Wednesday, 29 February 2012

Annual General Meeting; 20 March 2012

Will members please note that the AGM will take place at 7.30pm on Tuesday 20 March prior to that evening's talk in the Lecture Hall at Kilmarnock College.
Non-members are welcome to attend the talk and should note that the AGM normally lasts between 10 and 15 minutes.
Thank you.

Sunday, 19 February 2012

Napoleon's Retreat from Moscow - 1812




Emperor Napoleon I invaded Russia with his Grande Armée on June 24, 1812. This enormous force, featuring more than 500,000 soldiers and staff, was the largest European military force ever assembled at that time.

During the opening months of the invasion, Napoleon and his troops faced a Russian army in perpetual retreat. Refusing to engage Napoleon's superior army in a full-scale confrontation, the Russians, commanded by General Mikhail Kutuzov, burned everything behind them as they retreated deeper and deeper into Russia.

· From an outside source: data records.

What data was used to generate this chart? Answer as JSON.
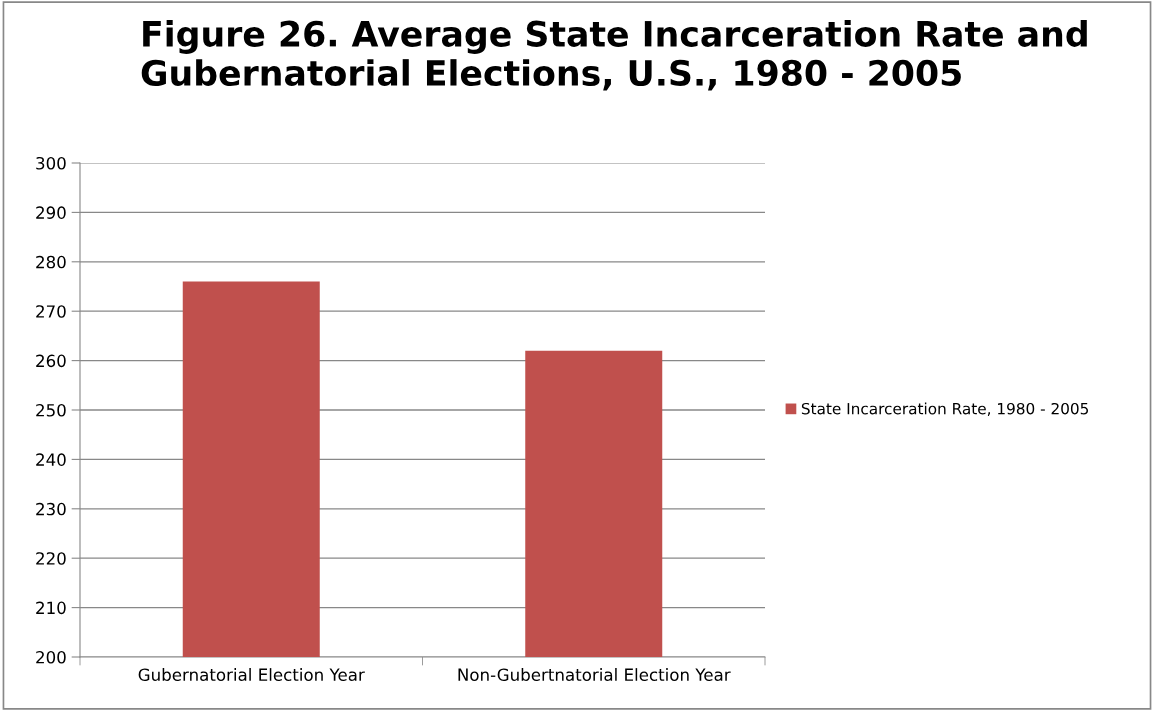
{
  "chart_data": {
    "type": "bar",
    "title": "Figure 26. Average State Incarceration Rate and Gubernatorial Elections, U.S., 1980 - 2005",
    "categories": [
      "Gubernatorial Election Year",
      "Non-Gubertnatorial Election Year"
    ],
    "series": [
      {
        "name": "State Incarceration Rate, 1980 - 2005",
        "color": "#c0504d",
        "values": [
          276,
          262
        ]
      }
    ],
    "ylim": [
      200,
      300
    ],
    "yticks": [
      200,
      210,
      220,
      230,
      240,
      250,
      260,
      270,
      280,
      290,
      300
    ],
    "grid": "y",
    "legend": "right"
  }
}
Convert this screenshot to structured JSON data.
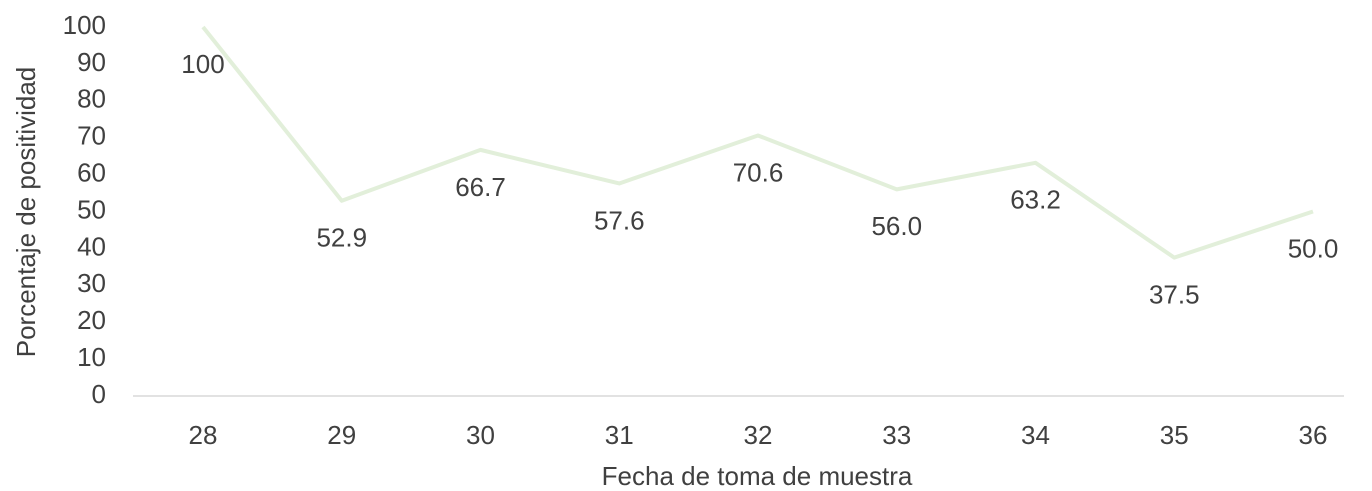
{
  "chart_data": {
    "type": "line",
    "x_label": "Fecha de toma de muestra",
    "y_label": "Porcentaje de positividad",
    "categories": [
      "28",
      "29",
      "30",
      "31",
      "32",
      "33",
      "34",
      "35",
      "36"
    ],
    "series": [
      {
        "color": "#e2efda",
        "values": [
          100,
          52.9,
          66.7,
          57.6,
          70.6,
          56.0,
          63.2,
          37.5,
          50.0
        ],
        "value_labels": [
          "100",
          "52.9",
          "66.7",
          "57.6",
          "70.6",
          "56.0",
          "63.2",
          "37.5",
          "50.0"
        ]
      }
    ],
    "ylim": [
      0,
      100
    ],
    "yticks": [
      0,
      10,
      20,
      30,
      40,
      50,
      60,
      70,
      80,
      90,
      100
    ]
  }
}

On September 7, the indecisive Battle of Borodino was fought, in which both sides suffered terrible losses
.
On September 14, Napoleon reached Moscow hoping to find supplies but instead found almost the entire population evacuated, and the Russian forces having retreated again. Early the next morning, fires broke across the city, set by Russian patriots, and the Grande Armée's winter quarters were destroyed. After waiting a month for a surrender that never came, Napoleon, faced with the onset of the Russian winter, was forced to order his starving army out of Moscow.

To learn more about these historic events, come along to our meeting on Tuesday 21 February at 7.30pm in Kilmarnock College Lecture Theatre.  You will be made very welcome by our members.

Our speaker that night will be Dr. Ian Matheson and the title of his talk is:

"The Turning Point ; Napoleon’s Invasion of Russia 1812"

Saturday, 4 February 2012

Our Next Speaker - 7 February 2012

Here is some background information on our next speaker.  He will be giving us some new insight into the life of our national hero William Wallace and discussing aspects of the Declaration of Arbroath

Professor Dauvit Broun


Dauvit Broun (David Brown) (born 1961) is Professor of Scottish History at the University of Glasgow. A specialist in medieval Scottish and Celtic studies, he concentrates primarily on early medieval Scotland, and has written abundantly on the topic of early Scottish king-lists, as well as on literacy, charter-writing, national identity, and on the text known as de Situ Albanie.

He is editor of the New Edinburgh History of Scotland series, the pre-1603 editor of the Scottish Historical Review, convener of the Scottish History Society, and the Principal Investigator of the Arts and Humanities Research Council-funded project 'The Paradox of Medieval Scotland, 1093-1286'.